Here's the thing about The Princess Bride: the book is better than the movie. Yes, I said it. The film is perfect, but Goldman's prose is so sharp, so layered with meta-commentary and genuine heart, that it transcends its own fairy tale parody premise.
This 2017 deluxe edition is gorgeous, but don't let the pretty packaging fool you—this is darker than you remember from the film. The torture scenes are more graphic, the violence more explicit, the stakes more real. Common Sense Media is right to flag it for 10+, and even then, know your kid. Sensitive readers should probably wait until 11 or 12.

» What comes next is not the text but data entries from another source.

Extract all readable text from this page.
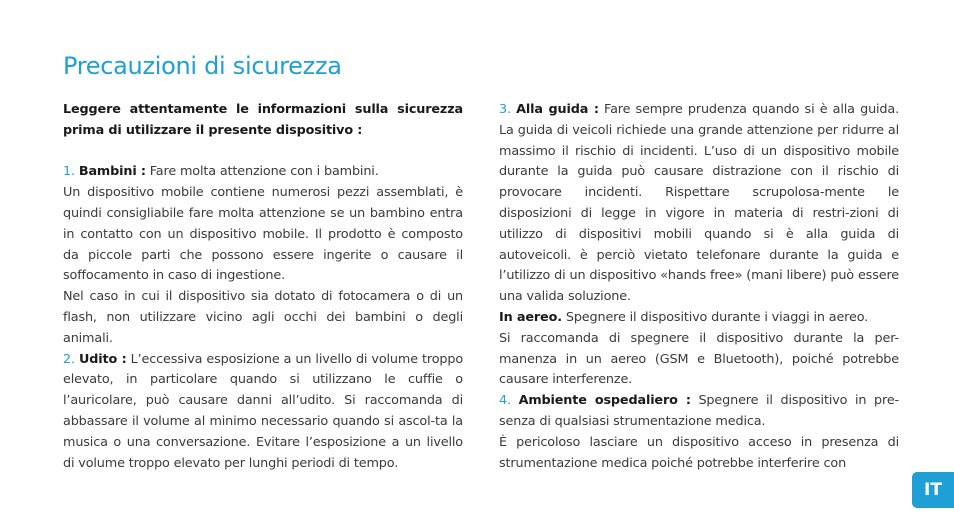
Precauzioni di sicurezza

Leggere attentamente le informazioni sulla sicurezza prima di utilizzare il presente dispositivo :

1. Bambini : Fare molta attenzione con i bambini.

Un dispositivo mobile contiene numerosi pezzi assemblati, è quindi consigliabile fare molta attenzione se un bambino entra in contatto con un dispositivo mobile. Il prodotto è composto da piccole parti che possono essere ingerite o causare il soffocamento in caso di ingestione.

Nel caso in cui il dispositivo sia dotato di fotocamera o di un flash, non utilizzare vicino agli occhi dei bambini o degli animali.

2. Udito : L’eccessiva esposizione a un livello di volume troppo elevato, in particolare quando si utilizzano le cuffie o l’auricolare, può causare danni all’udito. Si raccomanda di abbassare il volume al minimo necessario quando si ascol-ta la musica o una conversazione. Evitare l’esposizione a un livello di volume troppo elevato per lunghi periodi di tempo.

3. Alla guida : Fare sempre prudenza quando si è alla guida. La guida di veicoli richiede una grande attenzione per ridurre al massimo il rischio di incidenti. L’uso di un dispositivo mobile durante la guida può causare distrazione con il rischio di provocare incidenti. Rispettare scrupolosa-mente le disposizioni di legge in vigore in materia di restri-zioni di utilizzo di dispositivi mobili quando si è alla guida di autoveicoli. è perciò vietato telefonare durante la guida e l’utilizzo di un dispositivo «hands free» (mani libere) può essere una valida soluzione.

In aereo. Spegnere il dispositivo durante i viaggi in aereo.

Si raccomanda di spegnere il dispositivo durante la per-manenza in un aereo (GSM e Bluetooth), poiché potrebbe causare interferenze.

4. Ambiente ospedaliero : Spegnere il dispositivo in pre-senza di qualsiasi strumentazione medica.

È pericoloso lasciare un dispositivo acceso in presenza di strumentazione medica poiché potrebbe interferire con

IT
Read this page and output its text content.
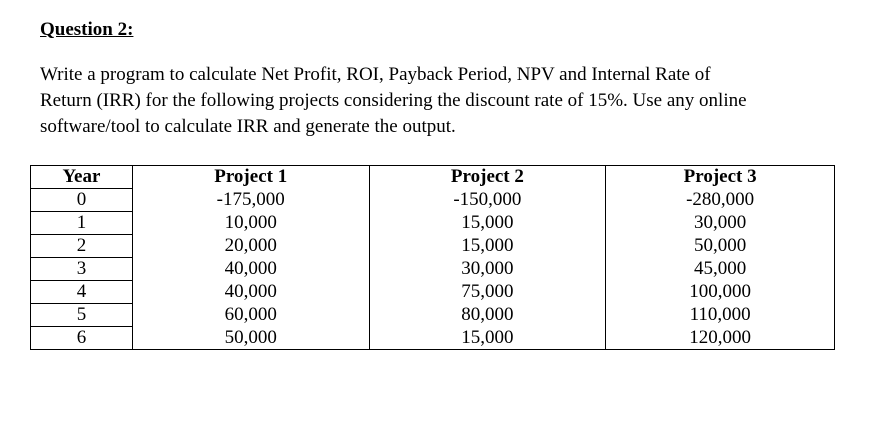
Question 2:
Write a program to calculate Net Profit, ROI, Payback Period, NPV and Internal Rate of
Return (IRR) for the following projects considering the discount rate of 15%. Use any online
software/tool to calculate IRR and generate the output.
Year	Project 1	Project 2	Project 3
0	-175,000	-150,000	-280,000
1	10,000	15,000	30,000
2	20,000	15,000	50,000
3	40,000	30,000	45,000
4	40,000	75,000	100,000
5	60,000	80,000	110,000
6	50,000	15,000	120,000
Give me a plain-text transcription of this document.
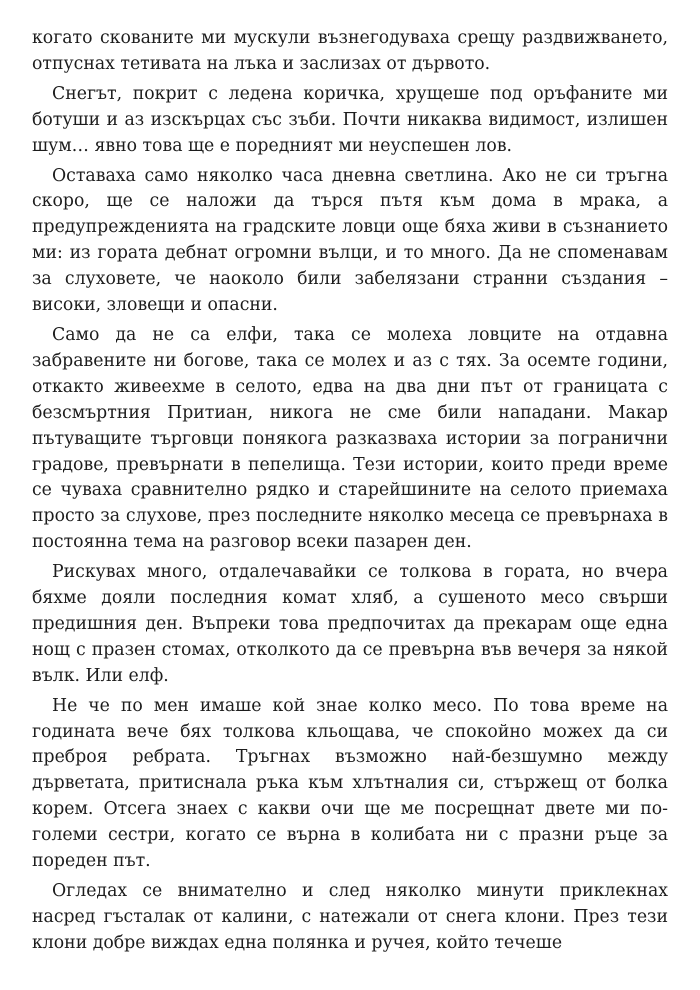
когато скованите ми мускули възнегодуваха срещу раздвижването, отпуснах тетивата на лъка и заслизах от дървото.

Снегът, покрит с ледена коричка, хрущеше под оръфаните ми ботуши и аз изскърцах със зъби. Почти никаква видимост, излишен шум… явно това ще е поредният ми неуспешен лов.

Оставаха само няколко часа дневна светлина. Ако не си тръгна скоро, ще се наложи да търся пътя към дома в мрака, а предупрежденията на градските ловци още бяха живи в съзнанието ми: из гората дебнат огромни вълци, и то много. Да не споменавам за слуховете, че наоколо били забелязани странни създания – високи, зловещи и опасни.

Само да не са елфи, така се молеха ловците на отдавна забравените ни богове, така се молех и аз с тях. За осемте години, откакто живеехме в селото, едва на два дни път от границата с безсмъртния Притиан, никога не сме били нападани. Макар пътуващите търговци понякога разказваха истории за погранични градове, превърнати в пепелища. Тези истории, които преди време се чуваха сравнително рядко и старейшините на селото приемаха просто за слухове, през последните няколко месеца се превърнаха в постоянна тема на разговор всеки пазарен ден.

Рискувах много, отдалечавайки се толкова в гората, но вчера бяхме дояли последния комат хляб, а сушеното месо свърши предишния ден. Въпреки това предпочитах да прекарам още една нощ с празен стомах, отколкото да се превърна във вечеря за някой вълк. Или елф.

Не че по мен имаше кой знае колко месо. По това време на годината вече бях толкова кльощава, че спокойно можех да си преброя ребрата. Тръгнах възможно най-безшумно между дърветата, притиснала ръка към хлътналия си, стържещ от болка корем. Отсега знаех с какви очи ще ме посрещнат двете ми по-големи сестри, когато се върна в колибата ни с празни ръце за пореден път.

Огледах се внимателно и след няколко минути приклекнах насред гъсталак от калини, с натежали от снега клони. През тези клони добре виждах една полянка и ручея, който течеше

But for the right reader? This is gold. Goldman teaches narrative structure, satire, and the power of subverting expectations while delivering a genuinely thrilling adventure. The frame story (Goldman 'abridging' his father's favorite book) is brilliant metafiction that gets kids thinking about how stories work. And it's FUNNY—actually laugh-out-loud funny, not 'kids' book trying too hard' funny.
The romantic elements are more sophisticated than typical middle-grade fare, which is why some parents note younger kids won't get it. That's fine. This is a book that grows with you. Read it at 11, reread it at 16, reread it at 35—you'll find something new each time.
Bottom line: If your tween can handle the intensity and is ready for something smarter than most YA, this is essential reading. Just maybe watch the movie first so they know what they're getting into.